2019. 11. 08.
Briefing by MEP Enikő Győri
The current EU-Ukraine trade agreement in force was imposing strict quotas on the import of Ukrainian chicken breast fillet in order to protect the internal market of the EU. However, Ukraine recognized a loophole in the legislation and found its way to get behind the line of defence of the EU. This resulted in Ukrainian duty-free chicken breast to appear on the European market, endangering the position of poultry producers of the EU. The International Trade Committee (INTA) of the European Parliament adopted today the proposal of MEP Enikő Győri (Fidesz) to put an end to the excessive import of pultry meat from Ukraine.
Enikő Győri explained: ”A loophole in the agreement went unnoticed by the legistlators, which was found by the Ukranian creativity. They recognized, that with an untraditional cut of the poultry meat, the quota can be circumwented. They started to import the so-called ”Batman-chicken”, which kept a small part of the wings on the breast fillet only to cut it whithin the borders of the EU. Until now Ukraine could continue this duty-free practice without quotas, endangering the interests of producers from the Union. They could circumwent the limitations imposed by the agreement thanks to a plastic surgery”. As a result, in 2018, 55 thousand tons of non-traditionally cut poultry entered to EU territory.

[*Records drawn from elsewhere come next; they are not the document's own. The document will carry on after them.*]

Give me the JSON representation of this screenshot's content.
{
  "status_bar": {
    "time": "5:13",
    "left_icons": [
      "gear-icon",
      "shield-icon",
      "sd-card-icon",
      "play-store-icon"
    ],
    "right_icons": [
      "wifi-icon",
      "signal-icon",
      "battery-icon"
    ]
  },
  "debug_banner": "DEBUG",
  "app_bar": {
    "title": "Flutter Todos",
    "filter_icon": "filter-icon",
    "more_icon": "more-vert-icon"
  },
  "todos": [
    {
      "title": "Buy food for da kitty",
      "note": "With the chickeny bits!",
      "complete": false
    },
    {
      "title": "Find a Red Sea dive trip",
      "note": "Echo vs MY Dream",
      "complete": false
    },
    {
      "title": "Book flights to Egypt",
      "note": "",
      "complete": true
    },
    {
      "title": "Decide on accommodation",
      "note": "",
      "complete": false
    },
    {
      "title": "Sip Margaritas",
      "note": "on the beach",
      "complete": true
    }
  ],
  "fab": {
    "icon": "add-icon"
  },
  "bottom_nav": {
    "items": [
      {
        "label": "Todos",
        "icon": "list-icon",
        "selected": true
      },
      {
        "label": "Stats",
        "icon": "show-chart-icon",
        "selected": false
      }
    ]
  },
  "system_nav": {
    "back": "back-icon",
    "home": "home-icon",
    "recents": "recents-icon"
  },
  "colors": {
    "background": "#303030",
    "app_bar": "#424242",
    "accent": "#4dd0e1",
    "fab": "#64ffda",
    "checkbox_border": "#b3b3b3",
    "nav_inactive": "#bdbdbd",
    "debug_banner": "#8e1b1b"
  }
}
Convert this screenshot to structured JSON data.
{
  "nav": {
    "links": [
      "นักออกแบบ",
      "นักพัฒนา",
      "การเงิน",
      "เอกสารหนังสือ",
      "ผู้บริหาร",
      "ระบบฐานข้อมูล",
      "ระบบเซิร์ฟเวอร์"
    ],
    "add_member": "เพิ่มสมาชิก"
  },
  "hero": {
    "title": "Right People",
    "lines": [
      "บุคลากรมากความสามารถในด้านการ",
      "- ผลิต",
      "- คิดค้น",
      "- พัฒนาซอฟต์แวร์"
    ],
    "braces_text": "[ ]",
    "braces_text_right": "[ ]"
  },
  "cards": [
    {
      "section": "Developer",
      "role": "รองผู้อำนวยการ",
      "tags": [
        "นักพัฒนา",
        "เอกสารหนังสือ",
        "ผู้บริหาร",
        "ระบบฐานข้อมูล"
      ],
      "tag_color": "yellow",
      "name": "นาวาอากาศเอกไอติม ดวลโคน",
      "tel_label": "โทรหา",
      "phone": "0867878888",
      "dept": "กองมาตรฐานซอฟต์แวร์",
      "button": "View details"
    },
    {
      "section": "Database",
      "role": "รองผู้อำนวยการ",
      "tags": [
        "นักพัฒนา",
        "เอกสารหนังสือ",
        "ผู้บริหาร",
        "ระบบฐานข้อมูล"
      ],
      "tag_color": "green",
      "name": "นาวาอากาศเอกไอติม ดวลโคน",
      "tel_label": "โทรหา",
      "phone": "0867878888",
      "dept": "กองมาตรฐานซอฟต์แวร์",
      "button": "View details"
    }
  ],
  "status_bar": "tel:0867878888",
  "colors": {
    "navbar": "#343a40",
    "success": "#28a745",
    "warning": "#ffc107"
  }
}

”According to the Commission’s proposal, the tariff lines for the non-traditional cut were integrated into the quota for the breast fillet, while its quantity limits were inceased. The Ukranian government approved the changes, we are waiting for the Ukranian Parliament to ratify it. On its november session the EP is expected to adopt the proposal as well”, pointed out the EPP Group politician.
Győri Enikő expressed her content that a way was opened to eliminate the market-distortive effect of excessive poultry import from Ukraine and to restore the protection of the EU poultry producers. The Fidesz MEP reminded the European Commission: ”it is an imperative to make future trade agreements loophole-proof”.